Viele sind einsam, weil sie nicht wissen wie sie auf Leute zugehen sollen. Vielleicht, weil sie schon oft abgeblitzt sind aufgrund ihrer direkten Art. Menschen mit Autismus wissen oft nicht, wie sie das Gegenüber in ein Gespräch involvieren können. Vieles, was andere intuitiv tun, müssen sie erlernen, wie etwa soziale Regeln oder soziale Kompetenzen.

In anderen Ländern gibt es spezielle Datingplattformen für Menschen im Spektrum. Wie sieht es in der Schweiz aus?

Aktuell gibt es das nicht. Eine Datingplattform allein würde auch nicht reichen.
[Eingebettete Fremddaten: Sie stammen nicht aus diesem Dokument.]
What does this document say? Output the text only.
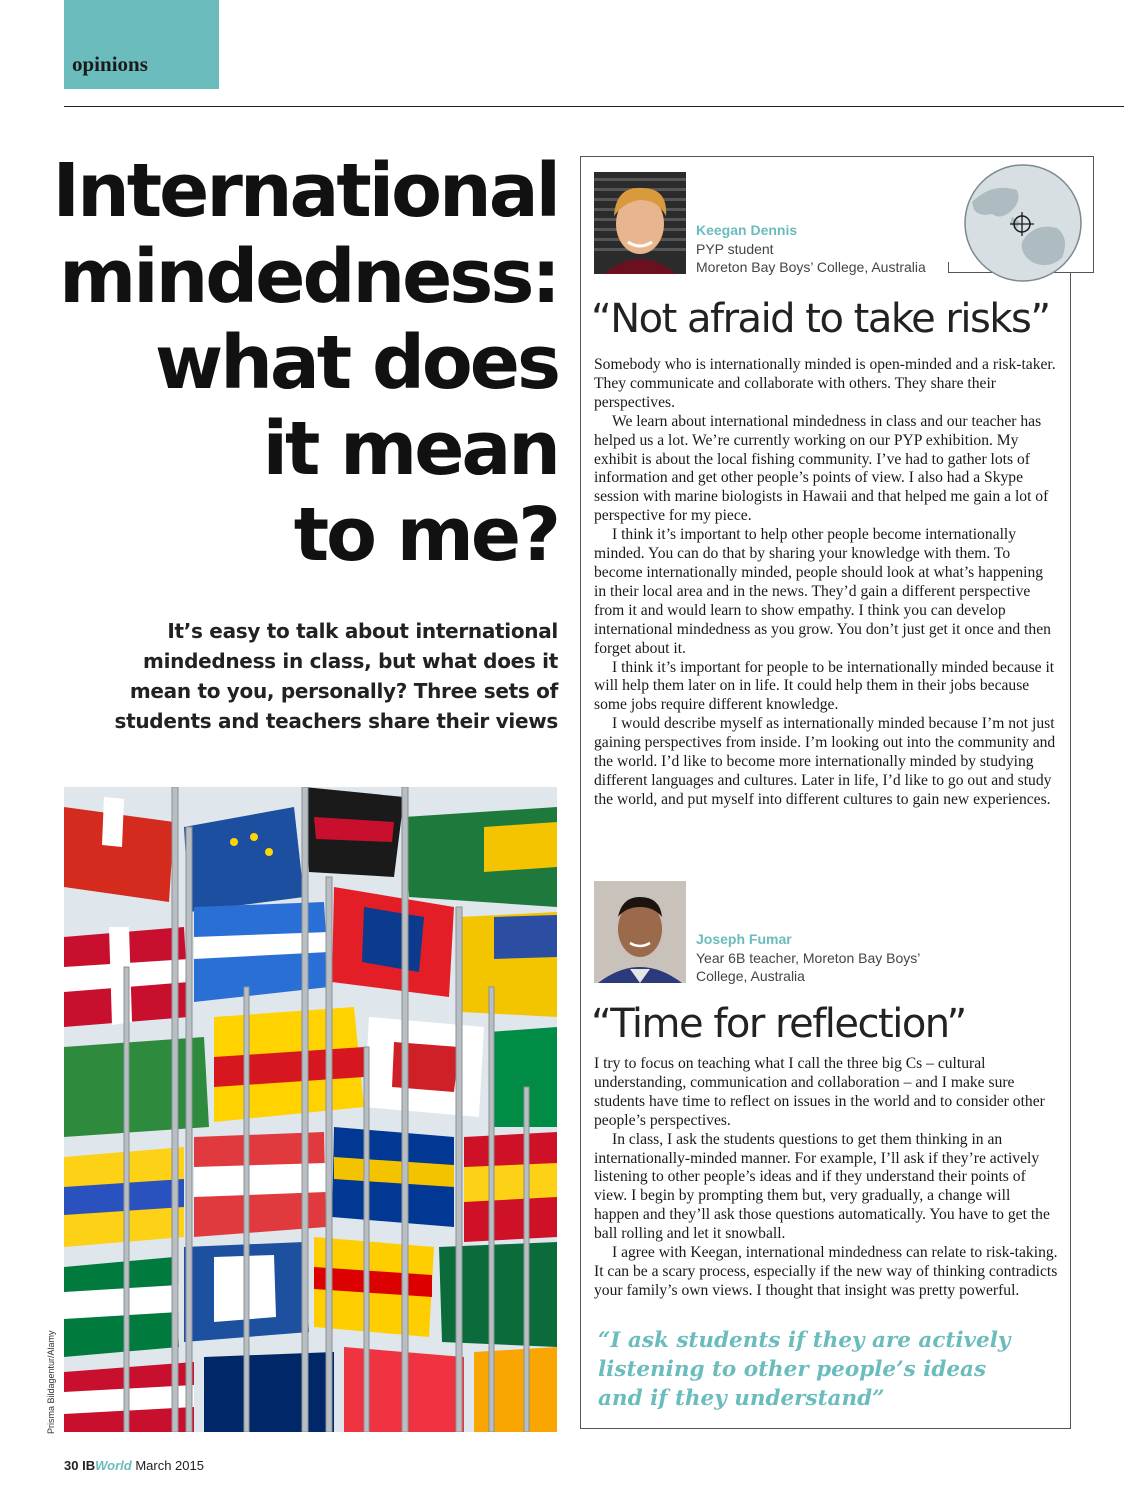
opinions
International
mindedness:
what does
it mean
to me?
It’s easy to talk about international
mindedness in class, but what does it
mean to you, personally? Three sets of
students and teachers share their views
Prisma Bildagentur/Alamy
Keegan Dennis
PYP student
Moreton Bay Boys’ College, Australia
“Not afraid to take risks”

Somebody who is internationally minded is open-minded and a risk-taker. They communicate and collaborate with others. They share their perspectives.

We learn about international mindedness in class and our teacher has helped us a lot. We’re currently working on our PYP exhibition. My exhibit is about the local fishing community. I’ve had to gather lots of information and get other people’s points of view. I also had a Skype session with marine biologists in Hawaii and that helped me gain a lot of perspective for my piece.

I think it’s important to help other people become internationally minded. You can do that by sharing your knowledge with them. To become internationally minded, people should look at what’s happening in their local area and in the news. They’d gain a different perspective from it and would learn to show empathy. I think you can develop international mindedness as you grow. You don’t just get it once and then forget about it.

I think it’s important for people to be internationally minded because it will help them later on in life. It could help them in their jobs because some jobs require different knowledge.

I would describe myself as internationally minded because I’m not just gaining perspectives from inside. I’m looking out into the community and the world. I’d like to become more internationally minded by studying different languages and cultures. Later in life, I’d like to go out and study the world, and put myself into different cultures to gain new experiences.

Joseph Fumar
Year 6B teacher, Moreton Bay Boys’
College, Australia
“Time for reflection”

I try to focus on teaching what I call the three big Cs – cultural understanding, communication and collaboration – and I make sure students have time to reflect on issues in the world and to consider other people’s perspectives.

In class, I ask the students questions to get them thinking in an internationally-minded manner. For example, I’ll ask if they’re actively listening to other people’s ideas and if they understand their points of view. I begin by prompting them but, very gradually, a change will happen and they’ll ask those questions automatically. You have to get the ball rolling and let it snowball.

I agree with Keegan, international mindedness can relate to risk-taking. It can be a scary process, especially if the new way of thinking contradicts your family’s own views. I thought that insight was pretty powerful.

“I ask students if they are actively
listening to other people’s ideas
and if they understand”
30 IBWorld March 2015
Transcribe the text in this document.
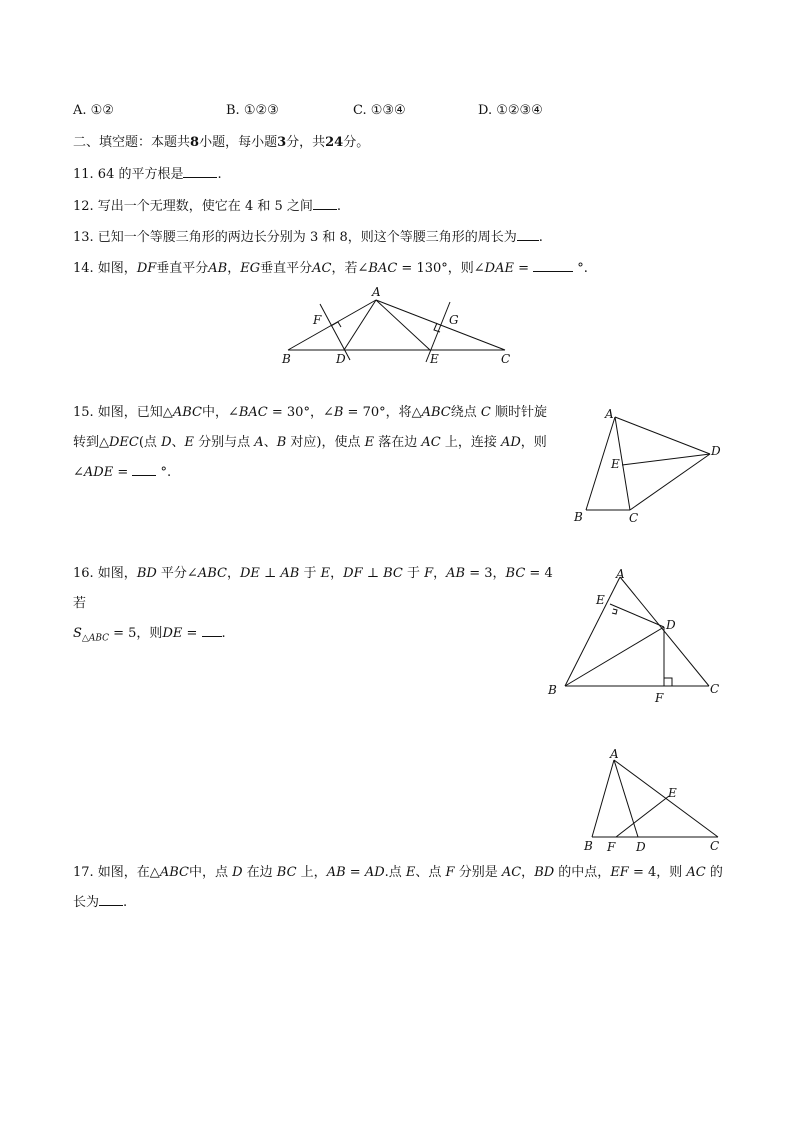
A. ①②	B. ①②③	C. ①③④	D. ①②③④
二、填空题：本题共8小题，每小题3分，共24分。
11. 64 的平方根是	.
12. 写出一个无理数，使它在 4 和 5 之间 .
13. 已知一个等腰三角形的两边长分别为 3 和 8，则这个等腰三角形的周长为 .
14. 如图，DF垂直平分AB，EG垂直平分AC，若∠BAC = 130°，则∠DAE =	°.
A
B	C
D	E
F	G
15. 如图，已知△ABC中，∠BAC = 30°，∠B = 70°，将△ABC绕点 C 顺时针旋
转到△DEC(点 D、E 分别与点 A、B 对应)，使点 E 落在边 AC 上，连接 AD，则
∠ADE =  °.
A
B	C
D
E
16. 如图，BD 平分∠ABC，DE ⊥ AB 于 E，DF ⊥ BC 于 F，AB = 3，BC = 4若
$S_{\triangle ABC} = 5$，则DE = .
A
B	C
D
E
F
A
B	C
D
E
F
17. 如图，在△ABC中，点 D 在边 BC 上，AB = AD.点 E、点 F 分别是 AC，BD 的中点，EF = 4，则 AC 的
长为 .
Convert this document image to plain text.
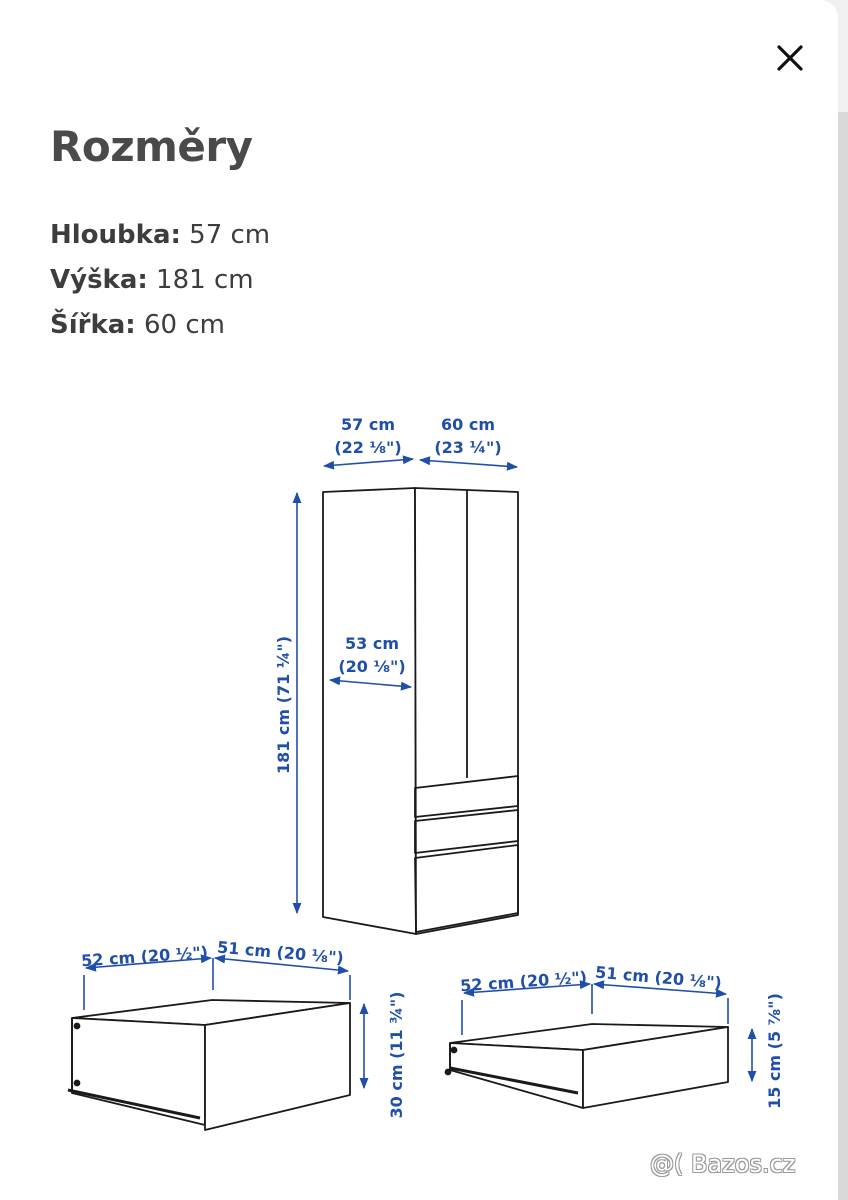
Rozměry
Hloubka: 57 cm
Výška: 181 cm
Šířka: 60 cm
57 cm
(22 ⅛")
60 cm
(23 ¼")
53 cm
(20 ⅛")
181 cm (71 ¼")
52 cm (20 ½") 51 cm (20 ⅛")
30 cm (11 ¾")
52 cm (20 ½") 51 cm (20 ⅛")
15 cm (5 ⅞")
@( Bazos.cz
Sie brauchen Unterstützung in der Übersetzung: Damit sie Reaktionen verstehen und gewisse Dinge üben können. Wie spreche ich, wie gehe ich auf jemanden ein? Es wäre wichtig, dass Menschen mit Autismus da auch begleitet werden.

Wo bemerken sie selbst die autistischen Seiten in der Beziehung? Routinen sind wichtig. Philipp muss sein Essen geordnet auf dem Teller haben, Tanja mag abends nicht mehr kuscheln, wenn sie in den Einschlafmodus kommen will. Spontanaktionen im Alltag? Lieber nicht! Menschen mit Autismus brauchen Vorhersehbarkeit, damit sie sich auf Neues einlassen können. Unsicherheit oder unvorhersehbare Situationen können grossen emotionalen Stress auslösen.

Ehrlichkeit als grosses Plus

Tanja und Philipp sind ein eingespieltes Team. Sie lassen einander Raum, Privatsphäre - und bestärken sich gegenseitig. Konflikte lösen sie zwar liebevoll, aber oft auf einer sachlichen Ebene, so Philipp: «Wir arbeiten viel an unserer Beziehung und gehen Probleme analytisch an.»

Bei einem Autisten weisst du woran du bist.
Autor: Tanja Chovjan (27) Diagnostizierte Autistin

Exklusivität und Ehrlichkeit seien das, was ihre Beziehung besonders macht und sie vielleicht auch von anderen Beziehungen unterscheidet. «Wir sind direkt. Das kann zwar auch treffen, aber am Ende ist es ein grosses Plus: Bei einem Autisten weisst du einfach, woran du bist», so Tanja.

Tanja und Philipp erwarten nicht, dass das Gegenüber von selbst merkt, wie es dem anderen gerade geht. Gefühle und Situationen werden klar und konkret angesprochen. Sie interpretieren nicht und fragen nach, wie etwas gemeint ist. Und sie pflegen die «Low-Mantik» genauso wie die Romantik. «Low-Mantik» - diesen Begriff nutzen sie, um Situationen beschreiben, wenns gerade mal nicht so romantisch zu und her geht.

Kein Lesen zwischen den Zeilen, keine Spielereien, absolute Ehrlichkeit, ein analytisches Vorgehen anstelle emotionaler Diskussionen: Je länger man Tanja und Philippe zuhört, desto mehr kriegt man das Gefühl, dass es auch uns «Neurotypischen» gut tun würde, wenn wir uns ab und an eine Scheibe «autistisch» abschneiden würden.